I feel as if you hold such tight control of the situation that you are not trusting me to be here for you and maybe that’s my fault as well because of my reactions. You are who you are and you like control and I am who I am and I don’t always initially react well to things. It depends on how I am approached…I suppose. Whether I react well or not I have struggled with trust and you know why. But even with all that, I have afforded you a great deal of trust. In the past I have seen the way you handle us as something else altogether but you showing me some of what you go through has helped a lot in being here and not immediately defaulting to feelings of betrayal or deliberate humiliation as I did in the past. I feel as if we have a repeat pattern and it’s not the one I always believed it to be. I feel that maybe it is that control element. When we are not together, before we met and the years in between, you have no control over us, so you try hard to have it, to get me and keep me, possibility because of your feelings and/or attachment to me. Then things do change drastically when we do come together again, because you do seem to try to maintain control and keep the upper hand…I think that is the part that I feel because when you have control of the situation, you also have control over me in a sense, and the ability to hurt me. I didn’t trust you in the past as much as I do now. I still struggle and become afraid, but not in the same manner because I do trust you more. You try to remain in control, so you don’t get hurt and so you can manage things, your feelings, my presence or the power of emotions…the things is, that really neither of us has control over the other in that sense; because we both care. I have known this a while but not afraid to allow you to take control of us because I trust you, not to hurt me or use it against me.
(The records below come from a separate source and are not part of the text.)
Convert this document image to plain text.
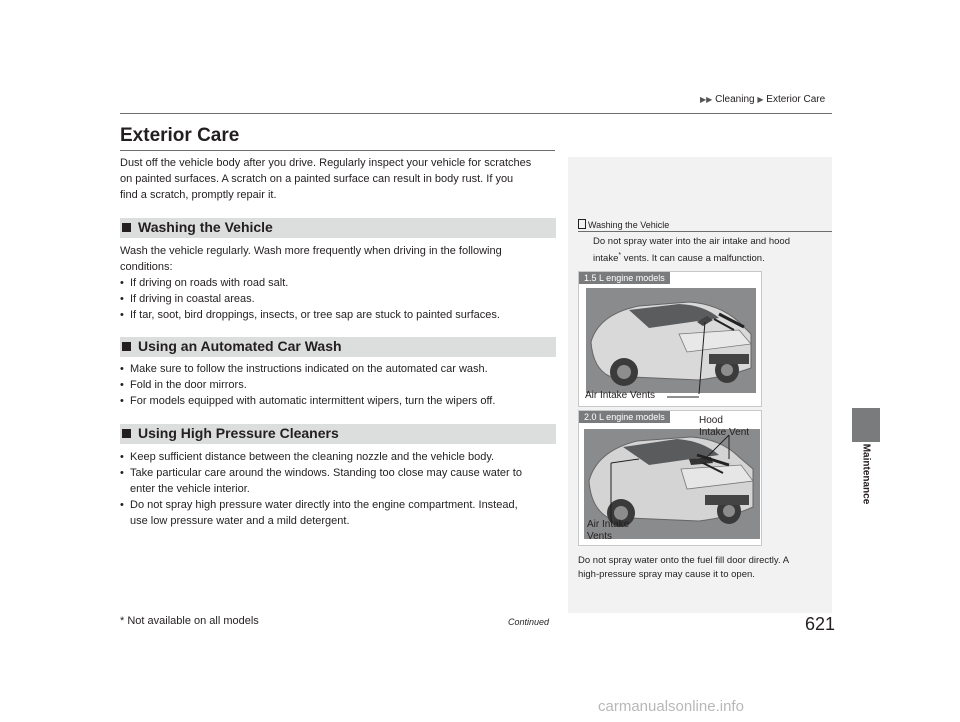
▶▶ Cleaning ▶ Exterior Care
Maintenance
Exterior Care
Dust off the vehicle body after you drive. Regularly inspect your vehicle for scratches
on painted surfaces. A scratch on a painted surface can result in body rust. If you
find a scratch, promptly repair it.
Washing the Vehicle
Wash the vehicle regularly. Wash more frequently when driving in the following
conditions:
• If driving on roads with road salt.
• If driving in coastal areas.
• If tar, soot, bird droppings, insects, or tree sap are stuck to painted surfaces.
Using an Automated Car Wash
• Make sure to follow the instructions indicated on the automated car wash.
• Fold in the door mirrors.
• For models equipped with automatic intermittent wipers, turn the wipers off.
Using High Pressure Cleaners
• Keep sufficient distance between the cleaning nozzle and the vehicle body.
• Take particular care around the windows. Standing too close may cause water to
enter the vehicle interior.
• Do not spray high pressure water directly into the engine compartment. Instead,
use low pressure water and a mild detergent.
Washing the Vehicle
Do not spray water into the air intake and hood
intake* vents. It can cause a malfunction.
1.5 L engine models
Air Intake Vents
2.0 L engine models	Hood
Intake Vent
Air Intake
Vents
Do not spray water onto the fuel fill door directly. A
high-pressure spray may cause it to open.
* Not available on all models	Continued	621
carmanualsonline.info
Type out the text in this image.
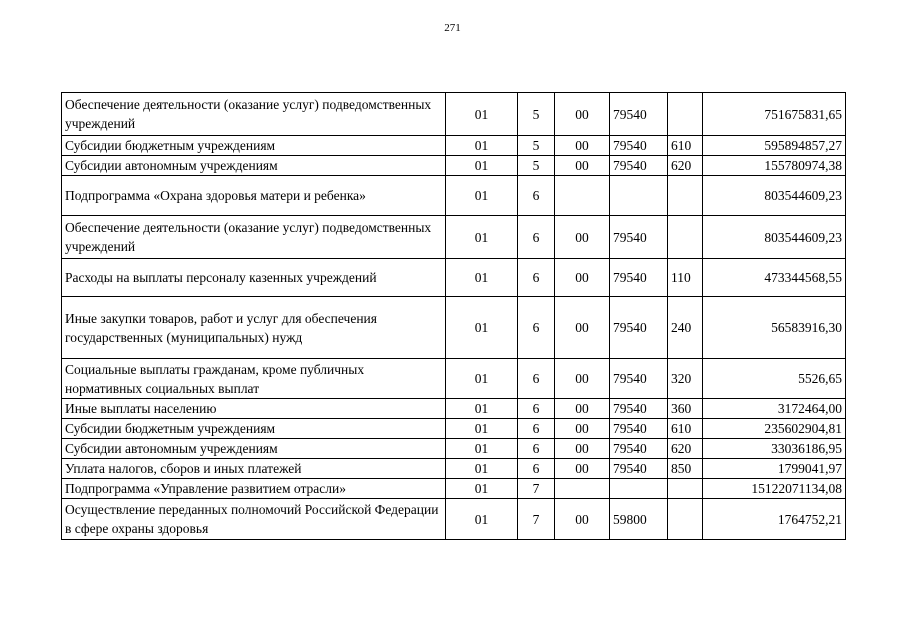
271
Обеспечение деятельности (оказание услуг) подведомственных учреждений	01	5	00	79540		751675831,65
Субсидии бюджетным учреждениям	01	5	00	79540	610	595894857,27
Субсидии автономным учреждениям	01	5	00	79540	620	155780974,38
Подпрограмма «Охрана здоровья матери и ребенка»	01	6				803544609,23
Обеспечение деятельности (оказание услуг) подведомственных учреждений	01	6	00	79540		803544609,23
Расходы на выплаты персоналу казенных учреждений	01	6	00	79540	110	473344568,55
Иные закупки товаров, работ и услуг для обеспечения государственных (муниципальных) нужд	01	6	00	79540	240	56583916,30
Социальные выплаты гражданам, кроме публичных нормативных социальных выплат	01	6	00	79540	320	5526,65
Иные выплаты населению	01	6	00	79540	360	3172464,00
Субсидии бюджетным учреждениям	01	6	00	79540	610	235602904,81
Субсидии автономным учреждениям	01	6	00	79540	620	33036186,95
Уплата налогов, сборов и иных платежей	01	6	00	79540	850	1799041,97
Подпрограмма «Управление развитием отрасли»	01	7				15122071134,08
Осуществление переданных полномочий Российской Федерации в сфере охраны здоровья	01	7	00	59800		1764752,21
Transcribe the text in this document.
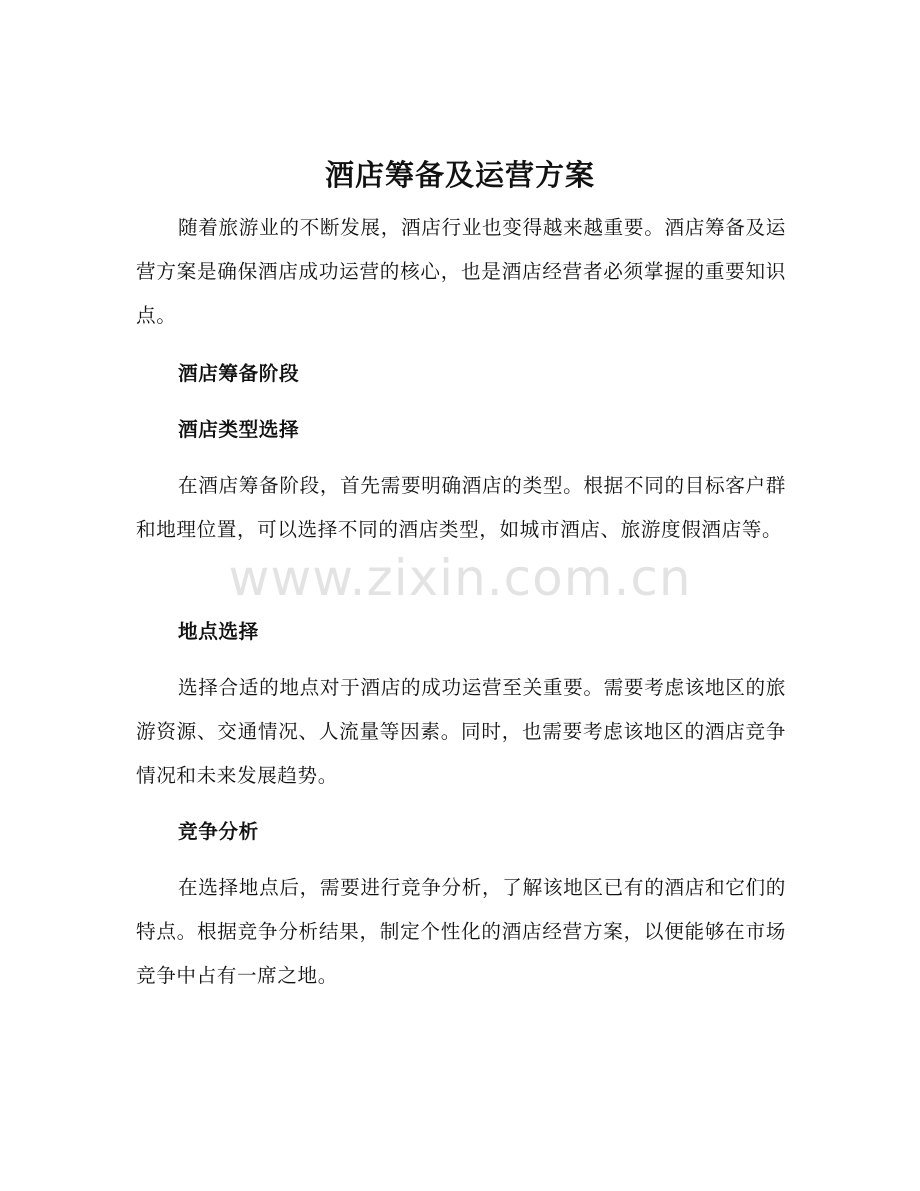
酒店筹备及运营方案
随着旅游业的不断发展，酒店行业也变得越来越重要。酒店筹备及运营方案是确保酒店成功运营的核心，也是酒店经营者必须掌握的重要知识点。
酒店筹备阶段
酒店类型选择
在酒店筹备阶段，首先需要明确酒店的类型。根据不同的目标客户群和地理位置，可以选择不同的酒店类型，如城市酒店、旅游度假酒店等。
地点选择
选择合适的地点对于酒店的成功运营至关重要。需要考虑该地区的旅游资源、交通情况、人流量等因素。同时，也需要考虑该地区的酒店竞争情况和未来发展趋势。
竞争分析
在选择地点后，需要进行竞争分析，了解该地区已有的酒店和它们的特点。根据竞争分析结果，制定个性化的酒店经营方案，以便能够在市场竞争中占有一席之地。
www.zixin.com.cn
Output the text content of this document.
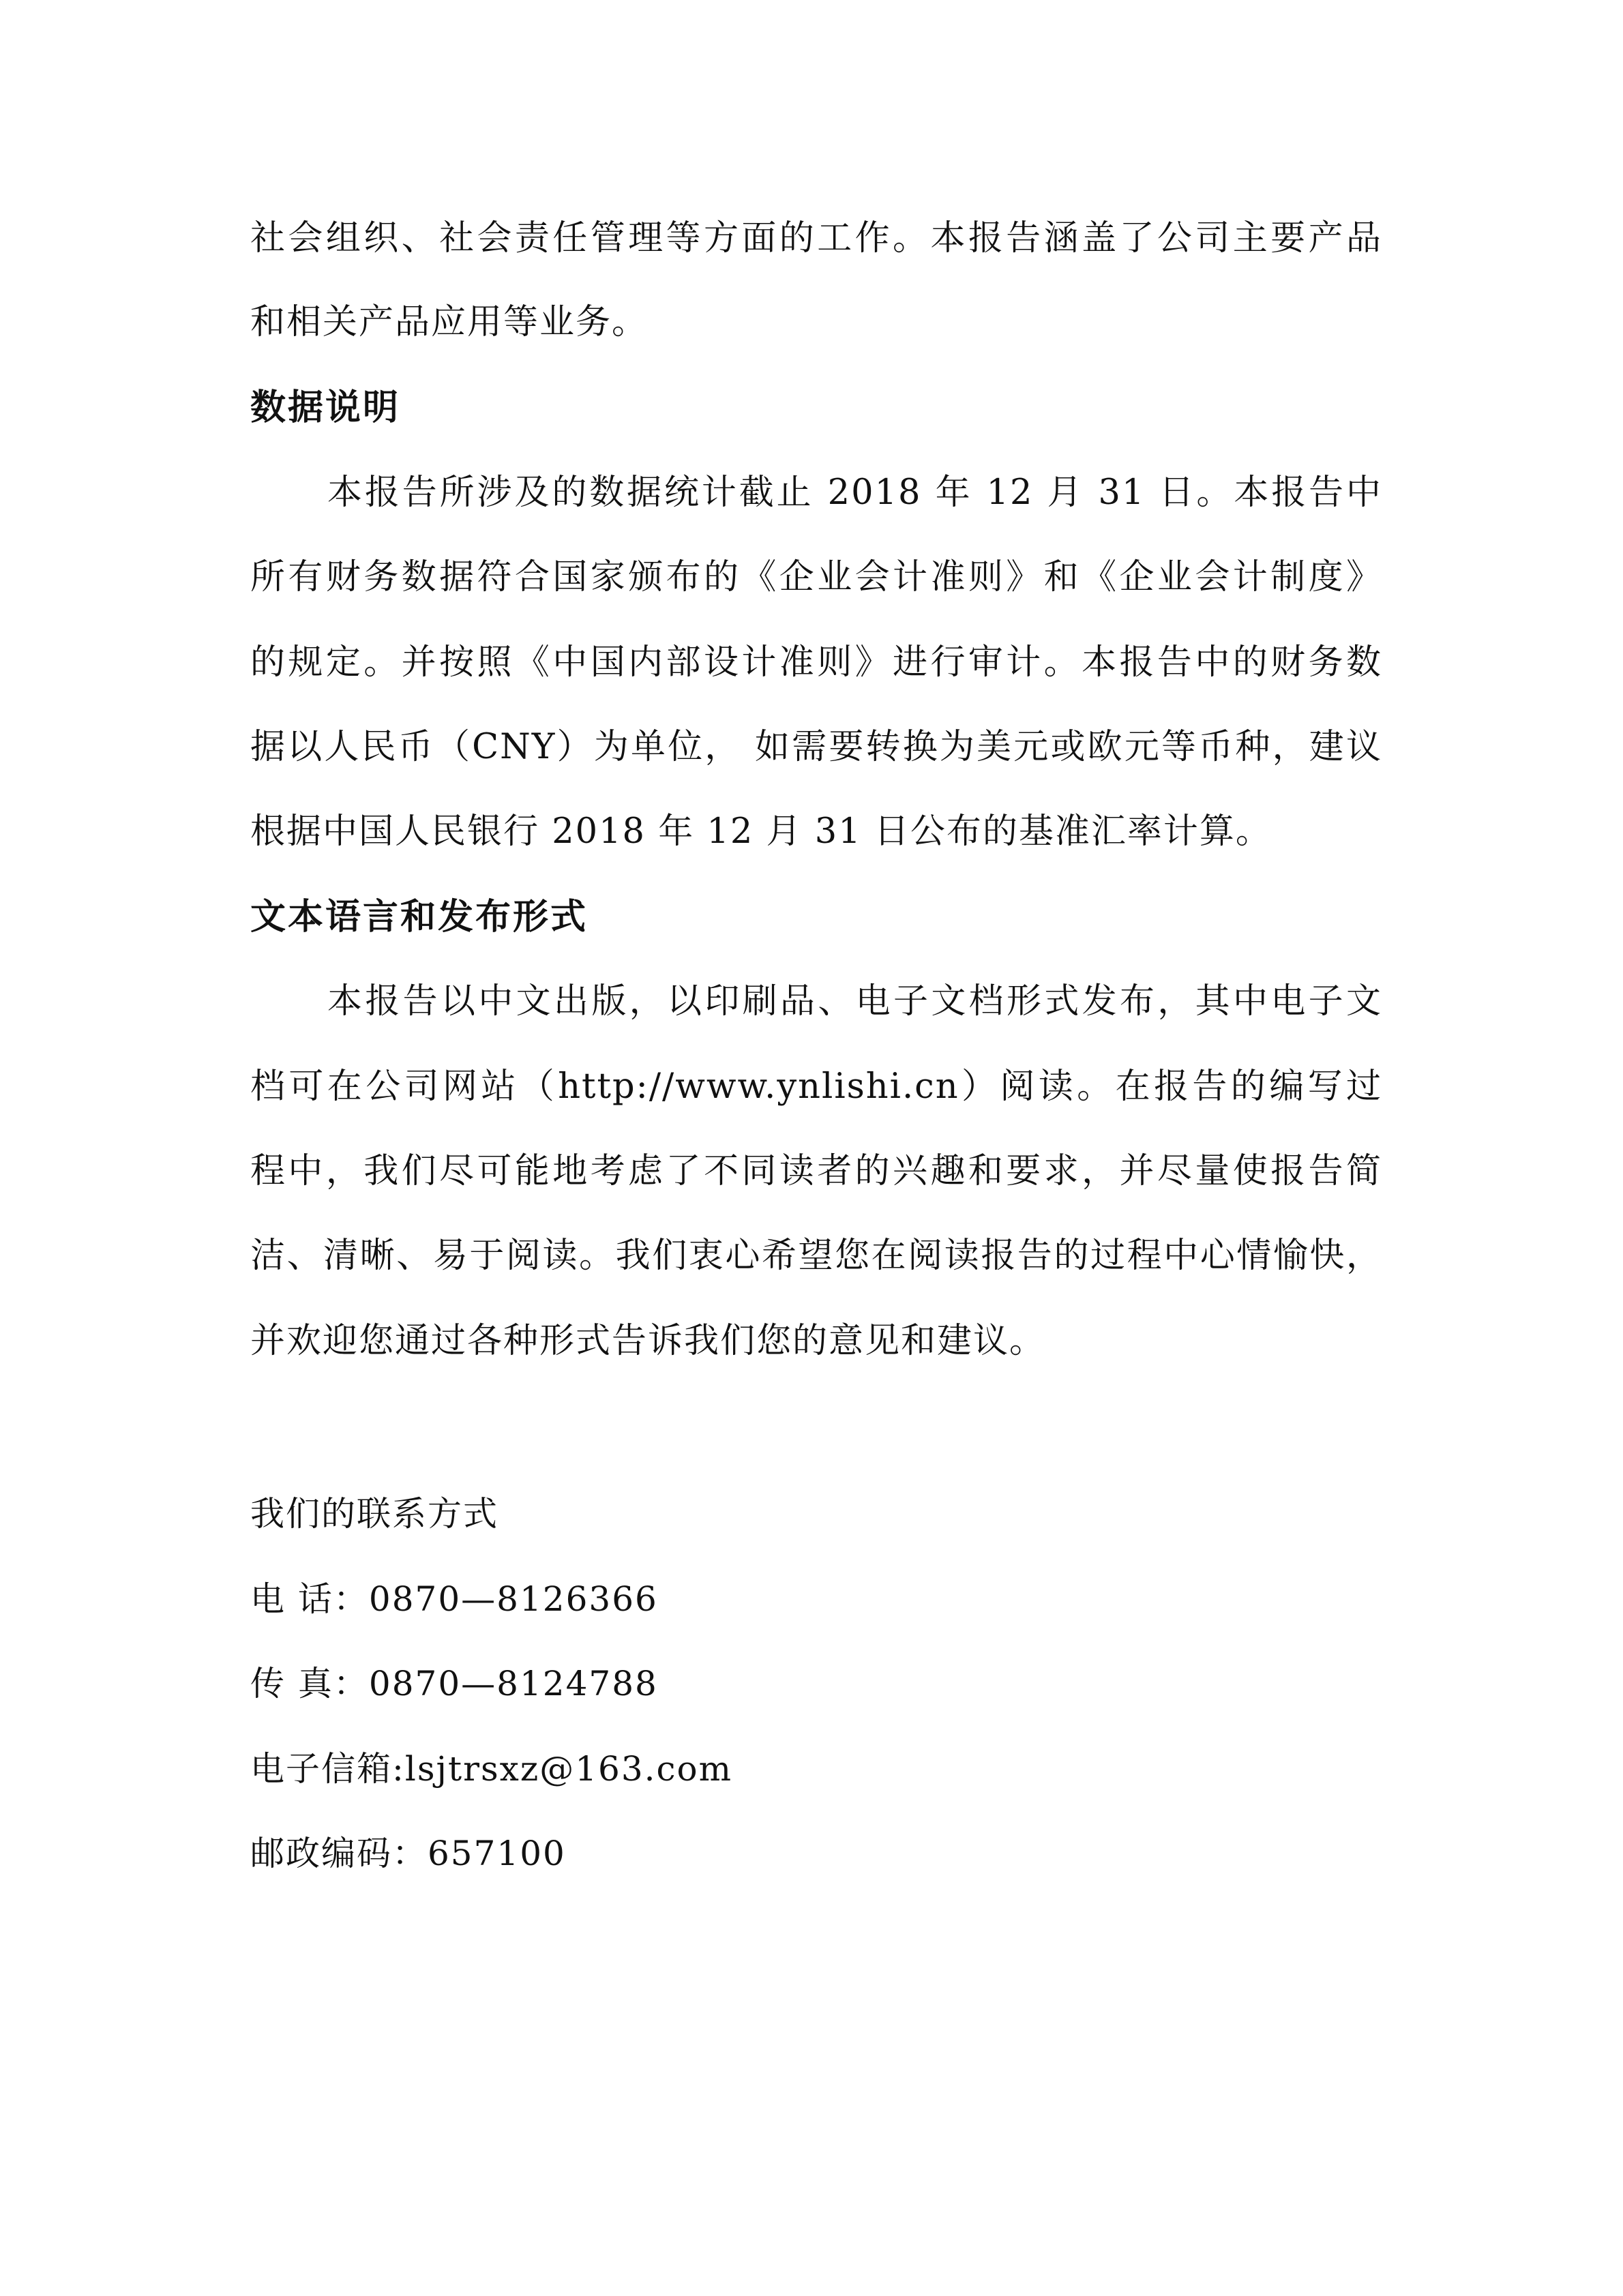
社会组织、社会责任管理等方面的工作。本报告涵盖了公司主要产品
和相关产品应用等业务。
数据说明
本报告所涉及的数据统计截止 2018 年 12 月 31 日。本报告中
所有财务数据符合国家颁布的《企业会计准则》和《企业会计制度》
的规定。并按照《中国内部设计准则》进行审计。本报告中的财务数
据以人民币（CNY）为单位， 如需要转换为美元或欧元等币种，建议
根据中国人民银行 2018 年 12 月 31 日公布的基准汇率计算。
文本语言和发布形式
本报告以中文出版，以印刷品、电子文档形式发布，其中电子文
档可在公司网站（http://www.ynlishi.cn）阅读。在报告的编写过
程中，我们尽可能地考虑了不同读者的兴趣和要求，并尽量使报告简
洁、清晰、易于阅读。我们衷心希望您在阅读报告的过程中心情愉快，
并欢迎您通过各种形式告诉我们您的意见和建议。
我们的联系方式
电 话：0870—8126366
传 真：0870—8124788
电子信箱:lsjtrsxz@163.com
邮政编码：657100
…don’t know if you are or not giving me credit for my ability to be here for you, or maybe you are giving me too much credit in my ability to withstand a lot. Maybe you know something about I don’t. Yes, we have been through a lot and gotten through a lot to still be here and maybe you see that as evidence that we always will…It took me a long to time to realize that us not being fragile centered around your feelings because you know how you feel and what you have been through to stay…and I guess you know that as long as you have those feelings we stay…the thing is that our history shows us that this was not on a whim, this wasn’t just us acting and making decisions on feelings alone. It wasn’t something that just happened. There was something that brought us together, something that made us strong and something that has kept us together even when we have no other ties to each other.
This is one of those things, where I feel if I just take it for granted or become complacent that I will lose…but that’s just what experience has taught me in general. I think a huge part of me doesn’t trust that anything works out because well because of a lot of things and maybe too young I saw how badly life can fall apart and how easily it can… I can’t help realizing how it has affected me and my choices.
I don’t expect that you have all the answers…well maybe I mostly do. I see you that way and sometimes do forget you are human and don’t always have all the answers. That is the me that looks up to you and leans on you. I guess sometimes when I ask you to respond, I am not asking for an explanation. I realized that maybe you may feel you have said all that you know or can say or even have answers to. Sometimes, all I want or expect is to know that you hear me and you are listening even if you don’t have the answers. Because in that way alone you make me feel better and are enough…
…your struggle is not about me. He said as well that some of your struggle is more of a control issue because you caring about me leaves you feeling vulnerable and not in complete control of your feelings. And like me when I discovered the same thing years ago…not having control of something in my life, especially my feelings, was terrifying to me. Where once I was afraid to love, now I am afraid to lose. I stopped struggling against my feelings and accepted them and only then did I have any control at all; by letting go of control and trusting my heart in your hands even when I am afraid (the pastor saw that when I didn’t. I am not used to being bested that way) …The thing is, I am not your enemy. this isn’t me against you. Neither of us has the upper hand when it comes to feelings. that’s why, I step back and don’t fight you for it. If you need it, then I can be without it. That’s me trusting you. I trust you to guard us, to guard my heart and protect it as you would your own…I fight, then you take control and I struggle some here and there…but I trust. I count on you. I do lean on you.
The fear comes in waves and then I take a breath and then I just have faith. I let go of control.
“He replied, “Because you have so little faith. Truly I tell you, if you have faith as small as a mustard seed, you can say to this mountain, ‘Move from here to there,’ and it will move. Nothing will be impossible for you.” (Mathew 17:20)
Because I have faith in general, even a modicum, I trust you with me.